Leap Year birthdays: It's one thing to be born on Feb. 29 during a leap year, but when a mother and her daughter share the same birth dates, the oddity becomes even greater. This was certainly the case for Emma Heideman, age 56, and her daughter, Elsie Heideman, 13, of Elgin, who were both born Feb. 29.
The women joined five other Elgin people who were also born on this extra day of February during a leap year.
How old these people who only have a birthday every four years consider themselves to be, and in what manner they celebrate their special day, is a question to answer by someone from this unique segment of the population.
West side story: Elgin had two Catholic churches in 1912 -- both on the east side of town -- and the seemingly routine matter of establishing a church on the west side turned out to be anything but simple.
To move the formation of a new church forward, a group calling themselves the "West Side Association of Catholics" was established and elected officers.
After the pastor of the city's largest east side congregation heard of their plans, he appointed a different committee and group of officers to oversee the effort.
"We will proceed with plans to secure a west side church just the same as if the Father had never appointed officers and a committee," said a member of the original west side group.
The situation became even more intense when the pastor said he was appointing himself to lead the new congregation and would assume his duties as soon as a temporary location was established.
Representatives of the original west side group planned to ask the bishop to intervene in the matter.
Downtown debauchery: As the "City Beautiful Movement," advocated by the Elgin Commercial Club -- now the Elgin Area Chamber of Commerce -- gained momentum, Elgin set its sights on eradicating a row of boathouses on the west side of the river across from the current Gail Borden Public Library.
The small structures located just north of the Kimball Street dam were built "some years ago" and were being used by clubs of "questionable morals," opponents said.
"Wild scenes of debauchery and all night revels are occurring there," added the neighbors. The area would be cleaned up at once, city officials said.
High school stabbing: Elgin school officials promised a "rigid investigation" following the stabbing of a student at Elgin High School.
The alleged attacker claimed that the injured youth fell against his knife while the two were "fooling around" in a classroom. This was not the case, according to the injured young man, who said the student with the knife was following him around the room and "maliciously stabbed" him.

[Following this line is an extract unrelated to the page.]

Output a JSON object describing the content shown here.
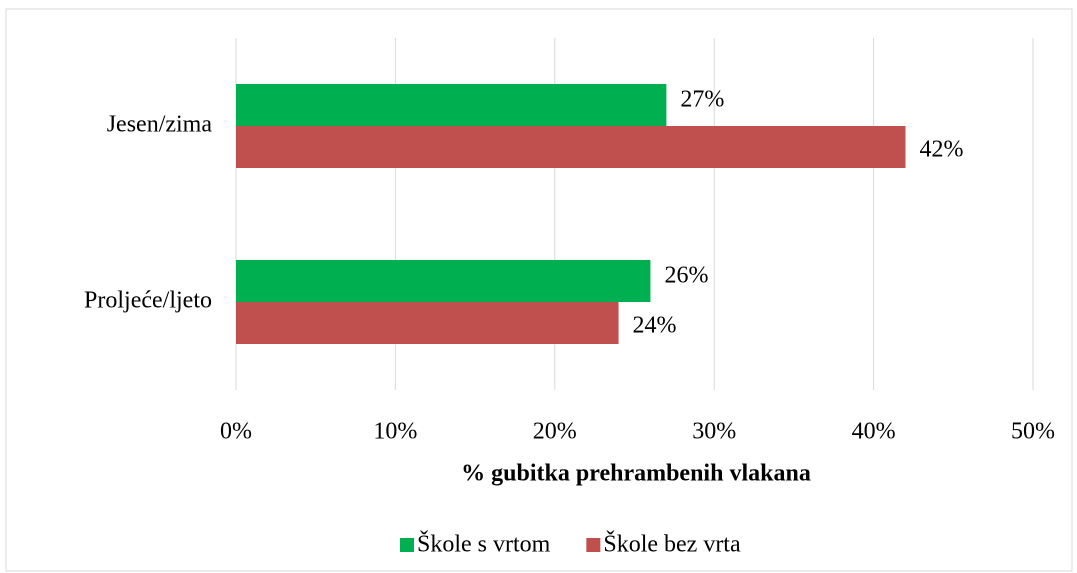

The principal later ruled that the incident was an "accident."
Creative wedding: Who said people in the good old days didn't plan creative weddings?
One Elgin groom who worked for a public relations firm in Chicago arranged his wedding to begin by having the Elgin police pick him up on a "fake warrant." After being transported to the station, he met up with his wife and guests for the wedding -- a ceremony that ended with the judge ordering him "to have and to hold" his bride for life.
As the festivities concluded, the clicking of the police call boxes prompted the groom to comment, "Let the ticking be my wedding chimes."
Sobering thoughts: Finally, the Elgin Police Department released its annual report for 1911 showing that there were fewer arrests than the previous year, although one persistent problem remained -- drunkenness.
While the number of intoxicated subjects arrested accounted for nearly half of the city's 500 arrests, police officials said the number was significantly less than the previous year because of the steeper fines handed to repeat offenders.
About half of all arrestees during the year were described as "Americans," while "Germans" made up the largest group of immigrants. These were followed in order by "Swedes," "Irish," and "Hungarians."
The department offered shelter to 1,800 "paupers" and made 125 ambulance calls. Police also said they arrested seven women, while laborers accounted for the largest "class" of people taken into custody.